Alexander Kogler

Personal information
- Date of birth: 1 February 1998 (age 28)
- Place of birth: Oberwart, Austria
- Height: 1.90 m (6 ft 3 in)
- Position: Forward

Youth career
- 2005–2007: FC Kärnten
- 2007–2008: Austria Kärnten
- 2008-2013: Wacker Innsbruck
- 2014-2016: Rot-Weiß Erfurt
- 2016–2017: Ingolstadt 04

Senior career*
- Years: Team / Apps / (Gls)
- 2017–2018: Ingolstadt 04 II / 27 / (5)
- 2018-2019: Wacker Innsbruck II / 17 / (3)
- 2019–2020: Grazer AK / 10 / (0)
- 2020: Finn Harps / 14 / (1)

= Alexander Kogler =

Austrian association football player

Alexander Kogler (born 1 February 1998) is an Austrian footballer who plays as a striker.

== Career ==

Kogler started his career at FC Kärnten. In 2007 he switched to SK Austria Kärnten. In 2008 he moved to the youth team of FC Wacker Innsbruck. In 2013 he came to AKA Carinthia. In 2014 he moved to Germany at FC Rot-Weiß Erfurt.

For the 2016/17 season, he joined the U-19 team of FC Ingolstadt 04. He made his debut for Ingolstadt's second team in the Regionalliga in July 2017 when he started against FC Bayern Munich's second team on the first day of the 2017/18 season. On his debut, however, he received a red card in the 43rd minute and was sent off.

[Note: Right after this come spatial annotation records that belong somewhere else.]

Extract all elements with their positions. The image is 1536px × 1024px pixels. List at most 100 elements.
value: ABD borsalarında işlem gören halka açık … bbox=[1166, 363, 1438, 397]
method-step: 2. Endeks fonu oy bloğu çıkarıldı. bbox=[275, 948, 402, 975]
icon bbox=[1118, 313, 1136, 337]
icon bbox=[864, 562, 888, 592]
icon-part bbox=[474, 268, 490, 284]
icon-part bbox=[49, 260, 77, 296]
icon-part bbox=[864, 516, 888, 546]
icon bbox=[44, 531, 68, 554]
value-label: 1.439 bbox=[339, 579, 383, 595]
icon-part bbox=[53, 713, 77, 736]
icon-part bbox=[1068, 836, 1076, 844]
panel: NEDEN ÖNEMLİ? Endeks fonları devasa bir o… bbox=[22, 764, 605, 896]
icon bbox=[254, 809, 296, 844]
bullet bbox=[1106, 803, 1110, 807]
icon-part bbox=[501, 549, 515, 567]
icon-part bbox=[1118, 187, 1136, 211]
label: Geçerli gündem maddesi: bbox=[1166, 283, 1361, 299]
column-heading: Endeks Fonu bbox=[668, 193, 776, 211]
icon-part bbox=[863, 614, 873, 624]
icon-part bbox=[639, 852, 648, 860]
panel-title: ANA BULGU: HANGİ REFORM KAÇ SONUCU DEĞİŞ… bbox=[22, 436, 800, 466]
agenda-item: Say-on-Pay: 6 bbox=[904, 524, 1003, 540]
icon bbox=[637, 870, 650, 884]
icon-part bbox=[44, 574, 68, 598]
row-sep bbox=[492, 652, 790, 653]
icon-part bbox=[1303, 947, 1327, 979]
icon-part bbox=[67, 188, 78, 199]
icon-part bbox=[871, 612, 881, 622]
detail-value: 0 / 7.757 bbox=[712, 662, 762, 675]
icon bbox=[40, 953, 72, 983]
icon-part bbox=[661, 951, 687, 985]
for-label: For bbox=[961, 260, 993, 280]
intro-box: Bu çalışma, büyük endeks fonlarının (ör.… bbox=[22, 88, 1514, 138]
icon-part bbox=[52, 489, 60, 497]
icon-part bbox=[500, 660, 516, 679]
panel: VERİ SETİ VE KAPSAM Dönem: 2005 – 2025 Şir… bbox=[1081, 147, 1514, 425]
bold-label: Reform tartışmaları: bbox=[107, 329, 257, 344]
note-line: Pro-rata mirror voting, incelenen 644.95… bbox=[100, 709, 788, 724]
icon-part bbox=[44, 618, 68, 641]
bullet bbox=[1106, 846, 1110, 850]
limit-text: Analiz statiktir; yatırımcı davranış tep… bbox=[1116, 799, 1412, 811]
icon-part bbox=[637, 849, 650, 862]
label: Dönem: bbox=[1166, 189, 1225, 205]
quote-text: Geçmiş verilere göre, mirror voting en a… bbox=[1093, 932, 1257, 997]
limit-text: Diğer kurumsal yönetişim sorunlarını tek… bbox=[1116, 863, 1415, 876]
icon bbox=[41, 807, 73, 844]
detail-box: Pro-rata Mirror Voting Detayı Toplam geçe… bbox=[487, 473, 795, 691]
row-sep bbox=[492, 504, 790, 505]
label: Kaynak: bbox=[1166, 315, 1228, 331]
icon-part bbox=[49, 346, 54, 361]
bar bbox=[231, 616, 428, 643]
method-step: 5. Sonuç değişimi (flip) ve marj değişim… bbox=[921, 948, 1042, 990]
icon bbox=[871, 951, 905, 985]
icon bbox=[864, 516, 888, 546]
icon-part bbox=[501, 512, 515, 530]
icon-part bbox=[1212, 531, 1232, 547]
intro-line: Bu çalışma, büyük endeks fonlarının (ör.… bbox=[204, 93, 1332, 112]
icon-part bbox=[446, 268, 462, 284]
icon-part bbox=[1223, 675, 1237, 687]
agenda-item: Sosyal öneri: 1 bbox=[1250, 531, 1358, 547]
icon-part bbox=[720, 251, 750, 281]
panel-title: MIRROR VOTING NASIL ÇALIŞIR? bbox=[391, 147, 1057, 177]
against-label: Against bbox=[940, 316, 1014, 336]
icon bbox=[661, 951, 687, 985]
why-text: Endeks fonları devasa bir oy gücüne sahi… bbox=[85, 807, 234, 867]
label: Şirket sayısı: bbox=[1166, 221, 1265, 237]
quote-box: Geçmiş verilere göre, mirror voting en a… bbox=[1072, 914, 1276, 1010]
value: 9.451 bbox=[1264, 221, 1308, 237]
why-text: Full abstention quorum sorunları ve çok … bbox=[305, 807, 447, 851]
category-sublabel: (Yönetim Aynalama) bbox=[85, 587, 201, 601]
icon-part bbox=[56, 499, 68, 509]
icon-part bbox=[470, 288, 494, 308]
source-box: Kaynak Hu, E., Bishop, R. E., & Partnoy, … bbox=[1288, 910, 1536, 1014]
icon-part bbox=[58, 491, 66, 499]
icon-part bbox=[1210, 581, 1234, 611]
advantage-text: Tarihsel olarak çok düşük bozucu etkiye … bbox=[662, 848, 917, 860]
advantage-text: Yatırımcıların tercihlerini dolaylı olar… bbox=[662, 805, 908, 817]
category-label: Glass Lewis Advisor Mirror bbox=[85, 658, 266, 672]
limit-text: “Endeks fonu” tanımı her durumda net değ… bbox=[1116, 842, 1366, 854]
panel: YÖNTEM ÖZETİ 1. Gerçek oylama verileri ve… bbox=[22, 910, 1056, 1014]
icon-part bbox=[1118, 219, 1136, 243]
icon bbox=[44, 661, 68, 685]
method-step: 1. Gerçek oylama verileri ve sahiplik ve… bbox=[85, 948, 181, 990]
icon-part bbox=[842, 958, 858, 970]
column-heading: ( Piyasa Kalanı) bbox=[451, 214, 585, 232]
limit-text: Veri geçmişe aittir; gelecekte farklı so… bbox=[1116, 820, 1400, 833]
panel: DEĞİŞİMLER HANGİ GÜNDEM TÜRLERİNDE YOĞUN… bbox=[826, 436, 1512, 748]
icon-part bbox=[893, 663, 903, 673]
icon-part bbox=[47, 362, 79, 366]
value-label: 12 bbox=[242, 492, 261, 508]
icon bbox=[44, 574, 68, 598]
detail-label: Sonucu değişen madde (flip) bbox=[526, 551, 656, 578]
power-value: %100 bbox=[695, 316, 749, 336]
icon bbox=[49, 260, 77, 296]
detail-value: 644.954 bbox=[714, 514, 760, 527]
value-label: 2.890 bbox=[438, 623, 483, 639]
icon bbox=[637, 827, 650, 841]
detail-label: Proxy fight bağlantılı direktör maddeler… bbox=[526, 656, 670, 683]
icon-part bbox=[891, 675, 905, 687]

He scored his first goal for Ingolstadt II in September 2017 in a 2–1 win against the second team of 1. FC Nürnberg. At the end of the season he had 27 appearances in the regional league, in which he scored five goals.

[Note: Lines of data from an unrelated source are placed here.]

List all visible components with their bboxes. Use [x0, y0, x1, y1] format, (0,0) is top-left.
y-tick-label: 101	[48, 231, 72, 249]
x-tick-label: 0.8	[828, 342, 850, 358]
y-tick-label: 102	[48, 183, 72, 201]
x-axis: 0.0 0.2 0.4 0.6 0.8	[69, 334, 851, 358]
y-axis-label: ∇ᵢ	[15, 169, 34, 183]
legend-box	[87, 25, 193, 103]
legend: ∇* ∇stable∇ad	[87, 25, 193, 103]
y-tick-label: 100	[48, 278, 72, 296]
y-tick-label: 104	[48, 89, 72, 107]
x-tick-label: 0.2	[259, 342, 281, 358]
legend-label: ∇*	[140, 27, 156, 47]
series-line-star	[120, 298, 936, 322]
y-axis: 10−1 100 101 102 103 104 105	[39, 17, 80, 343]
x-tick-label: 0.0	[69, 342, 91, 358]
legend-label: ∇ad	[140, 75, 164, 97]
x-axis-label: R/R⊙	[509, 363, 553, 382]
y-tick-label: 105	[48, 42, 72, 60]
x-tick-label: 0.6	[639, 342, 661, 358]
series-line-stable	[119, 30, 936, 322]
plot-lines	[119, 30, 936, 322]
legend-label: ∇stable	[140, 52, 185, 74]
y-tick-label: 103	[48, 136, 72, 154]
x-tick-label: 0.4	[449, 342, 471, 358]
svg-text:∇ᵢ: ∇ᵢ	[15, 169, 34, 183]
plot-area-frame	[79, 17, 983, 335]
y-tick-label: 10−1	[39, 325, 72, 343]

For the 2018/19 season, he returned to Austria and joined the second team of FC Wacker Innsbruck. He made his debut in the 2nd division in July 2018 when he started against FC Juniors OÖ on the first day of the 2018/19 season and was replaced by Robert Martić in the 70th minute. In the game that Innsbruck won 3–0, Kogler scored to make it 1–0.

After relegation at Wacker II, he switched to second division Grazer AK for the 2019/20 season. He made 10 appearances in the first half of the season in the Austrian Football Second League before departing the club to sign for Irish side Finn Harps F.C.

In February 2020, Kogler signed for Finn Harps in the League of Ireland Premier Division. He scored twice for the Donegal side in their FAI Cup second round clash with Bray Wanderers. He left the club at the end of 2020.

== Personal life ==
Kogler is the son of former Austria international footballer Walter Kogler.